Despite the uncertainty brought about by the epidemic, A2 milk is still investing against the trend, especially in the key market of China. According to the above conference information, the retail channels (including the channels where Chinese products are located and cross-border e-commerce channels) account for 48% of A2 milk infant nutrition income in fiscal year 2020.
“We have a strong local presence in China, especially in mother and baby stores, and we expect this momentum to continue.” Babidge says.
This is due to a series of market inputs of A2 milk in China. According to babidge, from the fourth quarter of fiscal year 2020, A2 milk has invested in marketing around the activation and construction of its brand. In addition, the company has invested in grassroots first-line capabilities in the past 18-24 months.
Babidge pointed out that taking market share and brand awareness as examples, these indicators prove that A2 milk’s continuous and vigorous marketing investment can effectively promote future growth. “These factors give us more confidence in the overall performance of the group in the second half of the year.” He said.
Outside the Chinese market, A2 milk is starting to increase production capacity.
Xiaoshidai introduced that the company has announced its intention to acquire the matoura milk powder factory of China animal husbandry group in New Zealand, and to acquire 75.1% of the shares of the latter for a total consideration of about NZ $270 million (now about RMB 1.22 billion). The deal is expected to be completed by the end of fy2021.
This means that A2 milk will own a milk powder plant of which it is the largest shareholder for the first time if the deal is successfully completed. Xiaoshidai noted that in the aforementioned Investor Forum, A2 milk also mentioned the strategic consideration of its equity investment plan for the first time.

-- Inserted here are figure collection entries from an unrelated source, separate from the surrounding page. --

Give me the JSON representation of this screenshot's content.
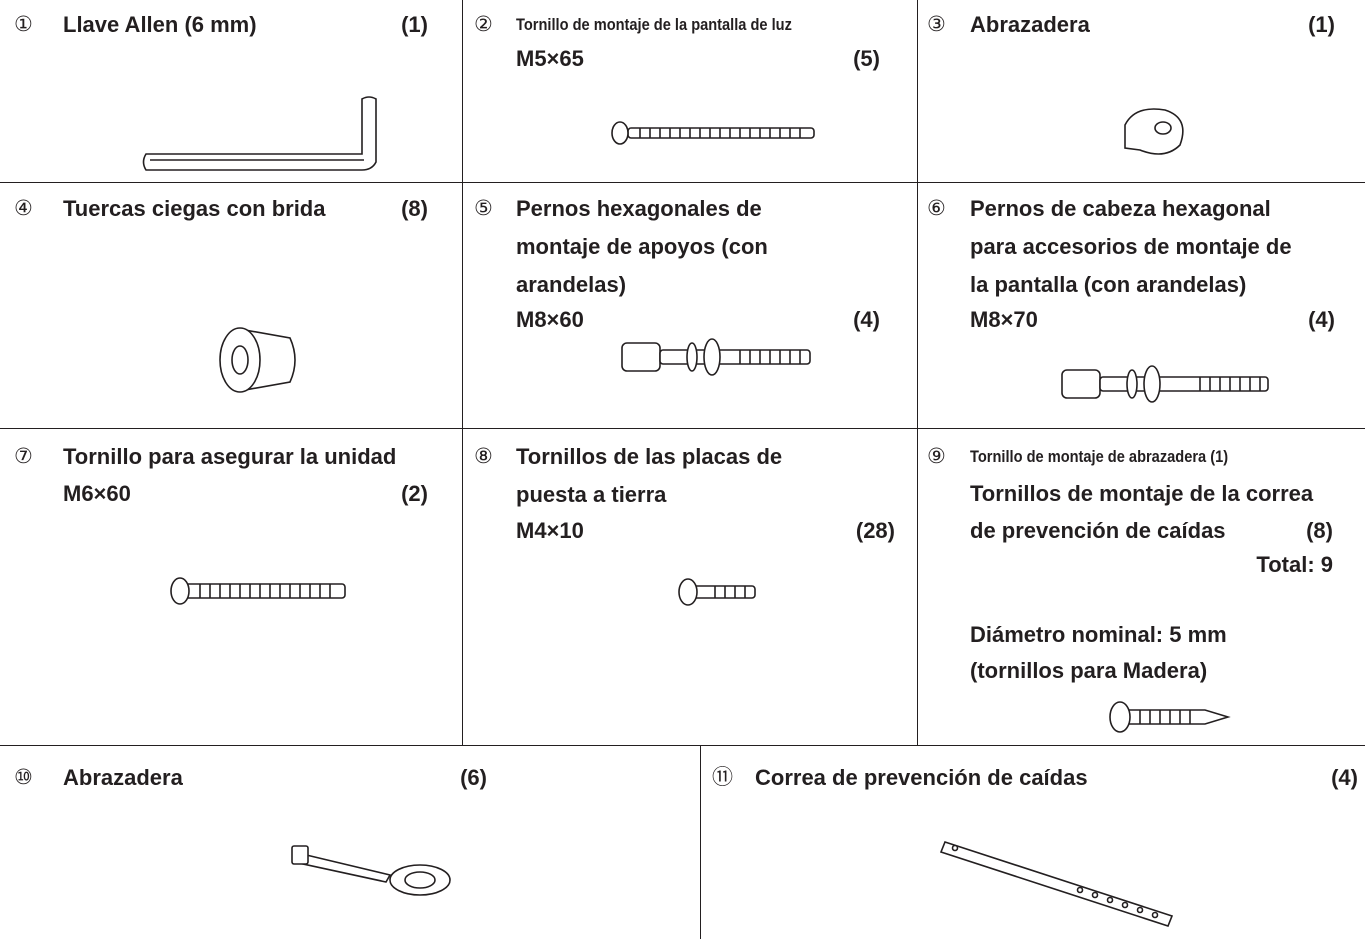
{
  "items": [
    {
      "number": "①",
      "name_lines": [
        "Llave Allen (6 mm)"
      ],
      "qty": "(1)"
    },
    {
      "number": "②",
      "name_lines": [
        "Tornillo de montaje de la pantalla de luz"
      ],
      "spec": "M5×65",
      "qty": "(5)"
    },
    {
      "number": "③",
      "name_lines": [
        "Abrazadera"
      ],
      "qty": "(1)"
    },
    {
      "number": "④",
      "name_lines": [
        "Tuercas ciegas con brida"
      ],
      "qty": "(8)"
    },
    {
      "number": "⑤",
      "name_lines": [
        "Pernos hexagonales de",
        "montaje de apoyos (con",
        "arandelas)"
      ],
      "spec": "M8×60",
      "qty": "(4)"
    },
    {
      "number": "⑥",
      "name_lines": [
        "Pernos de cabeza hexagonal",
        "para accesorios de montaje de",
        "la pantalla (con arandelas)"
      ],
      "spec": "M8×70",
      "qty": "(4)"
    },
    {
      "number": "⑦",
      "name_lines": [
        "Tornillo para asegurar la unidad"
      ],
      "spec": "M6×60",
      "qty": "(2)"
    },
    {
      "number": "⑧",
      "name_lines": [
        "Tornillos de las placas de",
        "puesta a tierra"
      ],
      "spec": "M4×10",
      "qty": "(28)"
    },
    {
      "number": "⑨",
      "name_lines": [
        "Tornillo de montaje de abrazadera (1)",
        "Tornillos de montaje de la correa",
        "de prevención de caídas"
      ],
      "qty": "(8)",
      "total": "Total: 9",
      "note_lines": [
        "Diámetro nominal: 5 mm",
        "(tornillos para Madera)"
      ]
    },
    {
      "number": "⑩",
      "name_lines": [
        "Abrazadera"
      ],
      "qty": "(6)"
    },
    {
      "number": "⑪",
      "name_lines": [
        "Correa de prevención de caídas"
      ],
      "qty": "(4)"
    }
  ]
}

First, A2 milk believes that this can help reduce the risk of over concentration of production capacity. The company said a stake in the Matola plant would allow it to diversify its suppliers and regions.
At present, the suppliers of A2 milk operated by “light assets” mode include Fonterra and Synlait dairy. Among them, Synlait dairy is responsible for the exclusive production of A2 Chinese infant milk powder sold in the Chinese market, and the cooperation agreement between the two sides will expire on July 31, 2025 at the earliest.
Second, A2 milk said: “Matola dairy is an advanced nutrition plant recently built and put into operation, which will complement our existing supply relationship.” It is reported that the factory has passed the independent inspection of industry experts, and is recognized as having the ability to produce high-quality nutrition products.
In addition, A2 milk said the Matola plant was “geographically located to reach the growing productive milk storehouse, with favorable climatic conditions and water support”.
Due to the limited number of pure breed A2 dairy cows, the supply of A2 protein raw milk was originally less than that of ordinary milk source. For A2 milk which only uses A2 protein raw milk, there is no doubt that sufficient A2 protein milk source is a necessary prerequisite for business expansion.
Finally, A2 milk also mentioned that the majority stake in the Matola plant is currently owned by a Chinese state-owned enterprise, China pastoral industrial and Commercial Group Co., Ltd., which will continue to hold a minority stake in the plant in the future. According to xiaoshidai, Zhongken Shanghai, the strategic partner of China animal husbandry group and A2 milk in China, is a “brother company”, both of which belong to China Agricultural Development Group.